CONCORD — A New Hampshire state trooper has resigned and forfeited his certification as a police officer in the Granite State, following an investigation into allegations he may have falsified information on a lab report during a drug-related search in Madison earlier this year.
Attorney General Gordon J. MacDonald announced Monday an investigation has been completed into allegations made against former state trooper James Callahan. On Feb. 20, state police reported to the Attorney General’s Office an allegation that Callahan may have engaged in criminal conduct in connection with a Jan. 4 incident in Madison. Specifically, while on-duty and conducting an investigation, Callahan is alleged to have falsified date information on a lab transmittal form.

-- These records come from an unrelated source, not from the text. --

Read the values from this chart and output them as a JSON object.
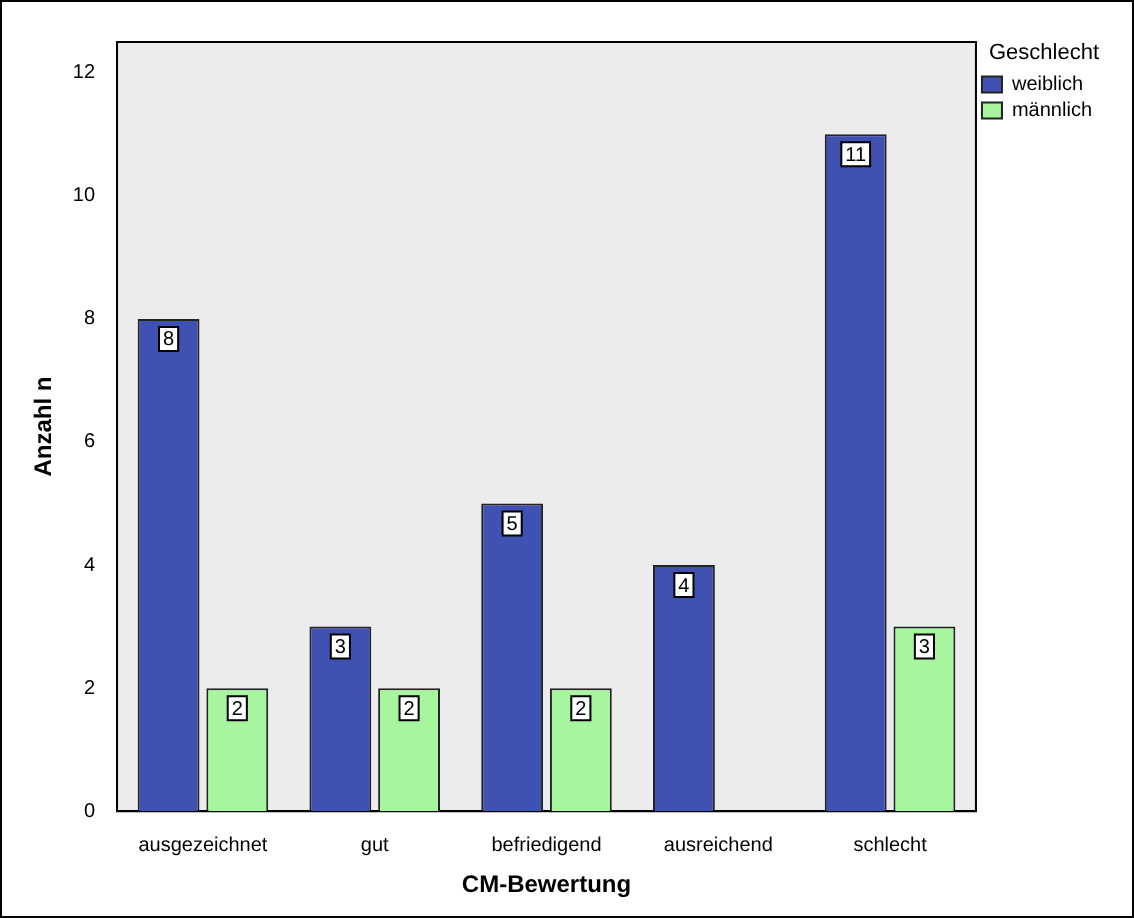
{
  "chart_data": {
    "type": "bar",
    "xlabel": "CM-Bewertung",
    "ylabel": "Anzahl n",
    "legend_title": "Geschlecht",
    "legend": "top right",
    "categories": [
      "ausgezeichnet",
      "gut",
      "befriedigend",
      "ausreichend",
      "schlecht"
    ],
    "series": [
      {
        "name": "weiblich",
        "color": "#3f51b1",
        "values": [
          8,
          3,
          5,
          4,
          11
        ],
        "value_labels": [
          "8",
          "3",
          "5",
          "4",
          "11"
        ]
      },
      {
        "name": "männlich",
        "color": "#a8f5a0",
        "values": [
          2,
          2,
          2,
          0,
          3
        ],
        "value_labels": [
          "2",
          "2",
          "2",
          null,
          "3"
        ]
      }
    ],
    "ylim": [
      0,
      12.5
    ],
    "yticks": [
      0,
      2,
      4,
      6,
      8,
      10,
      12
    ],
    "grid": false
  }
}
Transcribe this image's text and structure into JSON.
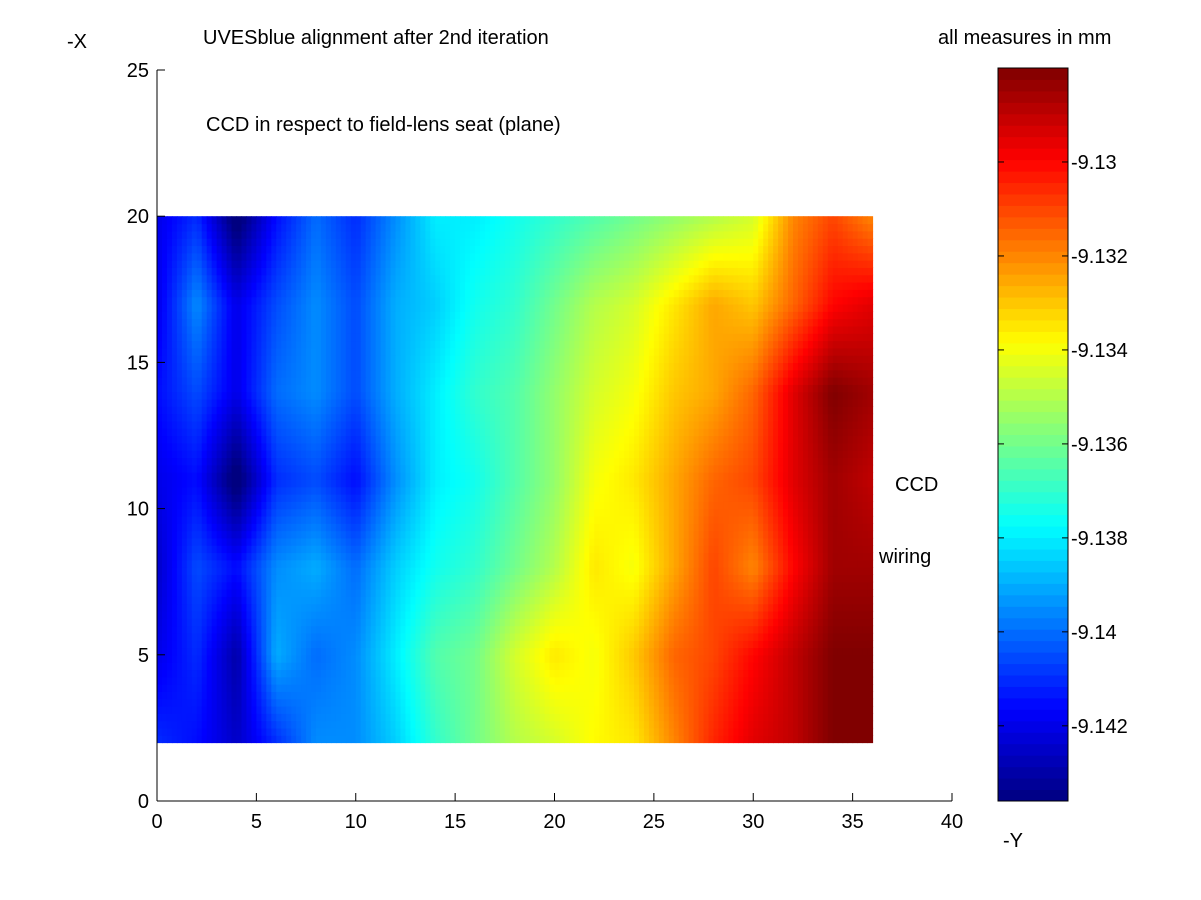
{
  "page": {
    "title": "UVESblue alignment after 2nd iteration",
    "units_note": "all measures in mm",
    "x_axis_letter": "-X",
    "y_axis_letter": "-Y",
    "annotation_subtitle": "CCD in respect to field-lens seat (plane)",
    "annotation_ccd": "CCD",
    "annotation_wiring": "wiring"
  },
  "chart_data": {
    "type": "heatmap",
    "title": "UVESblue alignment after 2nd iteration",
    "xlim": [
      0,
      40
    ],
    "ylim": [
      0,
      25
    ],
    "xticks": [
      0,
      5,
      10,
      15,
      20,
      25,
      30,
      35,
      40
    ],
    "yticks": [
      0,
      5,
      10,
      15,
      20,
      25
    ],
    "x": [
      0,
      2,
      4,
      6,
      8,
      10,
      12,
      14,
      16,
      18,
      20,
      22,
      24,
      26,
      28,
      30,
      32,
      34,
      36
    ],
    "y": [
      2,
      5,
      8,
      11,
      14,
      17,
      20
    ],
    "z": [
      [
        -9.141,
        -9.1415,
        -9.1425,
        -9.141,
        -9.1395,
        -9.1395,
        -9.1385,
        -9.137,
        -9.136,
        -9.135,
        -9.1345,
        -9.1338,
        -9.1335,
        -9.132,
        -9.1305,
        -9.1295,
        -9.129,
        -9.128,
        -9.128
      ],
      [
        -9.142,
        -9.141,
        -9.143,
        -9.139,
        -9.14,
        -9.1395,
        -9.138,
        -9.1365,
        -9.136,
        -9.1345,
        -9.1335,
        -9.134,
        -9.133,
        -9.1315,
        -9.131,
        -9.13,
        -9.129,
        -9.128,
        -9.128
      ],
      [
        -9.1425,
        -9.1405,
        -9.1415,
        -9.1395,
        -9.139,
        -9.14,
        -9.1385,
        -9.1375,
        -9.137,
        -9.136,
        -9.135,
        -9.1335,
        -9.134,
        -9.1325,
        -9.131,
        -9.132,
        -9.13,
        -9.1285,
        -9.1285
      ],
      [
        -9.142,
        -9.1415,
        -9.144,
        -9.141,
        -9.1405,
        -9.1415,
        -9.1395,
        -9.138,
        -9.1375,
        -9.1365,
        -9.1355,
        -9.134,
        -9.1335,
        -9.1325,
        -9.1315,
        -9.131,
        -9.1295,
        -9.1285,
        -9.129
      ],
      [
        -9.1415,
        -9.1405,
        -9.142,
        -9.14,
        -9.1395,
        -9.1405,
        -9.139,
        -9.138,
        -9.137,
        -9.1365,
        -9.1355,
        -9.1345,
        -9.134,
        -9.133,
        -9.1325,
        -9.1315,
        -9.1295,
        -9.128,
        -9.1285
      ],
      [
        -9.142,
        -9.1395,
        -9.142,
        -9.1405,
        -9.1395,
        -9.1405,
        -9.139,
        -9.1385,
        -9.1375,
        -9.137,
        -9.136,
        -9.135,
        -9.1345,
        -9.1335,
        -9.1325,
        -9.133,
        -9.1315,
        -9.13,
        -9.1295
      ],
      [
        -9.142,
        -9.141,
        -9.144,
        -9.1415,
        -9.14,
        -9.141,
        -9.1395,
        -9.138,
        -9.138,
        -9.1375,
        -9.137,
        -9.1365,
        -9.136,
        -9.1355,
        -9.135,
        -9.1345,
        -9.132,
        -9.131,
        -9.132
      ]
    ],
    "colorbar": {
      "clim": [
        -9.1436,
        -9.128
      ],
      "ticks": [
        -9.142,
        -9.14,
        -9.138,
        -9.136,
        -9.134,
        -9.132,
        -9.13
      ],
      "tick_labels": [
        "-9.142",
        "-9.14",
        "-9.138",
        "-9.136",
        "-9.134",
        "-9.132",
        "-9.13"
      ],
      "colormap": "jet",
      "levels": 64
    }
  }
}
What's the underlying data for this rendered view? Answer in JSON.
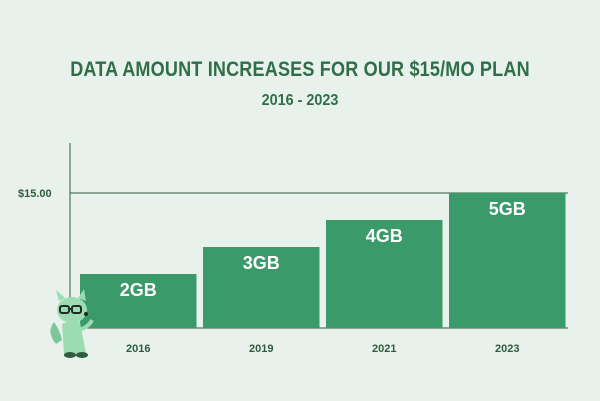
{
  "colors": {
    "background": "#e8f1ec",
    "bar": "#3a9a6a",
    "axis": "#2f5b40",
    "title": "#2f6e4a",
    "mascot": "#8fd4a8"
  },
  "mascot_icon": "raccoon-mascot-with-glasses",
  "chart_data": {
    "type": "bar",
    "title": "DATA AMOUNT INCREASES FOR OUR $15/MO PLAN",
    "subtitle": "2016 - 2023",
    "categories": [
      "2016",
      "2019",
      "2021",
      "2023"
    ],
    "values": [
      2,
      3,
      4,
      5
    ],
    "data_labels": [
      "2GB",
      "3GB",
      "4GB",
      "5GB"
    ],
    "reference_line": {
      "value": 5,
      "label": "$15.00"
    },
    "xlabel": "",
    "ylabel": "",
    "ylim": [
      0,
      5
    ],
    "grid": false,
    "legend": "none"
  }
}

“That allegation was thoroughly investigated and reviewed by the Office of the Attorney General,” MacDonald said in a statement. “During the course of the investigation, evidence was also discovered that Mr. Callahan had made false statements in a portion of his official report concerning the Madison investigation. In particular, Mr. Callahan had not been truthful about where a K-9 drug-detection search had occurred.”
Prosecutors said that case, State v. Timothy Owen, remains pending in the Carroll County Superior Court. Owen is charged with counts of reckless conduct and criminal mischief. No drug charges were filed, officials said.
The Attorney General’s Office announced its investigation determined there is probable cause to bring two charges of unsworn falsification (RSA 641:3), both misdemeanors, against Callahan.
“However, because of the defenses available to Mr. Callahan stemming from inconsistencies in witness statements and reports, the Office of the Attorney General concluded that the state would have difficulty prevailing at trial in this matter,” MacDonald said in a statement.
Instead, MacDonald said Callahan agreed to resign from his position as a state trooper effective July 14, agreed to forfeit his certification as a police officer in New Hampshire, and has agreed not to seek recertification in the future.
In exchange, MacDonald said, the Attorney General’s Office agreed it will not bring charges against Callahan.
The Attorney General’s Office said it will keep a file on the matter open for a period of two years to monitor Callahan’s adherence to the terms of the agreement.
“In the event Mr. Callahan does not abide by the terms of the agreement, the Office of the Attorney General may bring forward the criminal charges against Mr. Callahan,” MacDonald said in a statement.